Haploidentical bone marrow transplantation using non-myeloablative conditioning and high-dose, post-transplant cyclophosphamide (Cy) has been shown to be a feasible approach for patients lacking an HLA identical donor with acceptable rates of acute and chronic Graft-versus-Host-Disease (GvHD); in the attempt to reduce the associated risk of graft failure and relapse incidence we decided to apply the same conditioning regimen using unmanipulated G-CSF mobilized peripheral blood stem cells (PBSC). From July 2010 to January 2014, 20 patients affected by high-risk hematological malignancies, median age 56 years (range 19-70) (2 Acute Myeloid Leukemia, 5 Acute Lymphoblastic Leukemia, 5 Non-Hodgkin Lymphoma, 3 Multiple Myeloma, 2 Myelodysplastic Syndrome, 3 Hodgkin Lymphoma), with no available HLA identical donor (neither related or unrelated) were enrolled in a prospective clinical protocol at our institution. Disease status at transplant was the following: 10 complete remission (6 patients in 1°CR, 3 patients in 2°CR, 1 patient in 3°CR), 4 partial response (PR), 3 stable disease (SD), 2 progressive disease (PD), and a patient with myelodysplastic syndrome who received the transplant as upfront therapy. Conditioning regimen consisted of cyclophosphamide, fludarabine and TBI followed by infusion of haploidentical unmunipulated mobilized PBSC; post-transplant immunosuppression consisted of high-dose Cy on days +3 and +4, tacrolimus and micofenolate mofetile from day +5.

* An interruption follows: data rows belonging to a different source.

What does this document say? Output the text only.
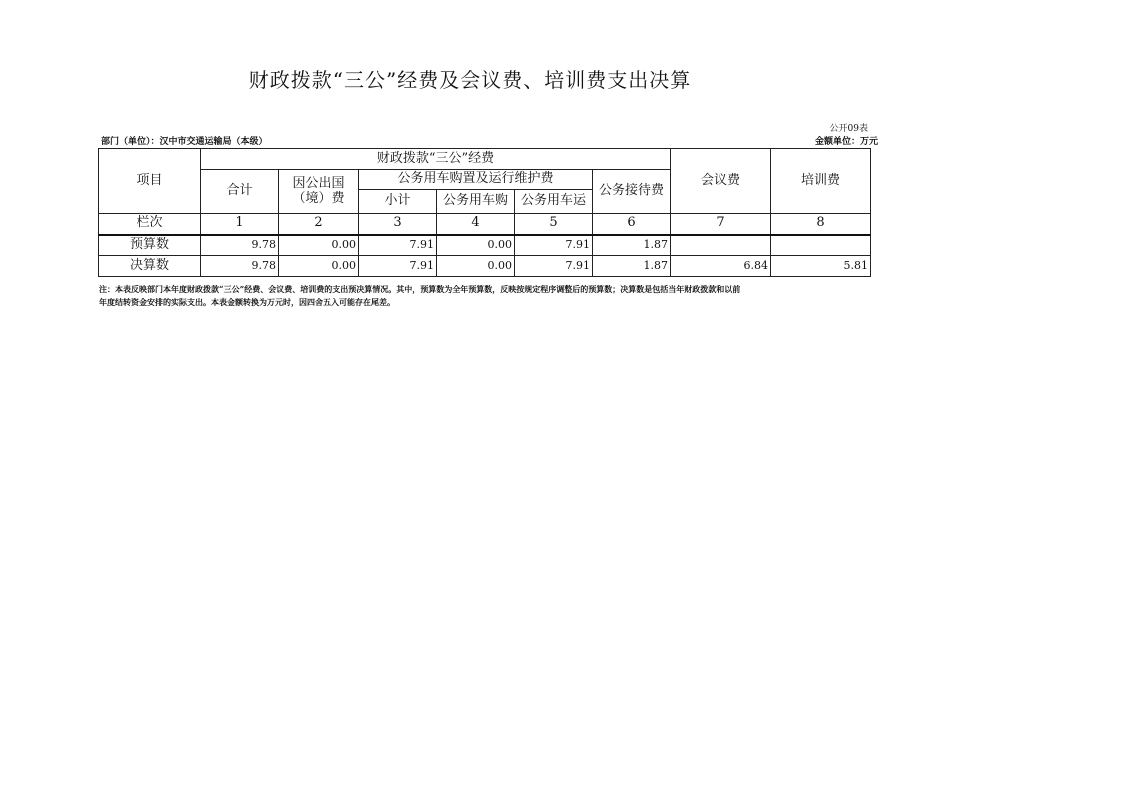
财政拨款“三公”经费及会议费、培训费支出决算
公开09表
金额单位：万元
部门（单位）：汉中市交通运输局（本级）
项目	财政拨款“三公”经费						会议费	培训费
	合计	因公出国（境）费	公务用车购置及运行维护费			公务接待费		
			小计	公务用车购	公务用车运			
栏次	1	2	3	4	5	6	7	8
预算数	9.78	0.00	7.91	0.00	7.91	1.87		
决算数	9.78	0.00	7.91	0.00	7.91	1.87	6.84	5.81
注：本表反映部门本年度财政拨款“三公”经费、会议费、培训费的支出预决算情况。其中，预算数为全年预算数，反映按规定程序调整后的预算数；决算数是包括当年财政拨款和以前
年度结转资金安排的实际支出。本表金额转换为万元时，因四舍五入可能存在尾差。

A median of 5.5x106 (range 3.8-13.7) CD34+ cells/kg was infused with a median of 2.8x108(range 0.3-5.4) CD3+ cells/kg in 19/20 evaluable patient: 1 patient was unable to receive the complete conditioning regimen due to rapid worsening of her clinical condition and therefore she was taken out of the study protocol. Patients readily engrafted with a median time to absolute neutrophil count ≥500/µL of 17.5 days (range 14-28) in 17/19 patients and a median time to platelet ≥20,000/µL of 21 days (range 11-53) in 18/19 evaluable patients. One patient died of infection and progressive disease before engraftment, another patient showed myeloid engraftment but never recovered platelet counts and prematurely died of cytomegalovirus (CMV) disease.

At a median follow-up of 486 days (12-1297), median OS has not been reached with 13 patients being alive, 8 in CR, 3 in PR and 2 in PD. Causes of death included progressive disease in 3 patients and infections in the remaining 3, with a cumulative transplant related mortality of 15%. CMV reactivation occurred in 12 of 16 patients at risk, at a median time of 34 days (range 22-55) after transplant, resolving with preemptive therapy in 11 patients and causing a fatal infection in 1 heavily pretreated patient.

Acute GvHD (aGvHD) occurred in 1 patient, with 1-year cumulative incidence of grade I/II aGvHD of 5.6% (95% CI:8.0-33.4%) and no incidence of grade III/IV GvHD. Mild chronic GvHD (cGvHD) was observed in 2 patients with 1-year cumulative incidence of cGvHD of 8.3% (95% CI:1.2-46.1%). Achievement of mixed donor chimerism was rapid: 16/18 evaluable patients showed a CD3+ chimerism >50% by day +28. At day + 84, in 14/16 evaluable patients CD3+ cells chimerism was >50%, in 6 of them it was >95%. Modulation and withdrawal of immunosuppression increased donor CD3+ chimerism in both of the two remaining patients to 67% and 74% at day +360 and +180, respectively. Notably, no graft failure was observed.

Our data show that non-myeloablative haploidentical peripheral blood stem cell transplantation with high-dose post-transplant Cy is a feasible and safe approach for patients lacking an HLA identical donor. The use of unmanipulated, G-CSF mobilized PBSC with the infusion of a greater number of CD3+ cells allows a rapid and sustained engraftment, reduces the risk of graft failure and does not appear to increase the risk of GvHD. Although the incidence of major infection was low, CMV reactivation remains a critical issues and further studies are needed to clarify recovery of CMV immunity and to establish better prophylaxis therapy.

Disclosures

No relevant conflicts of interest to declare.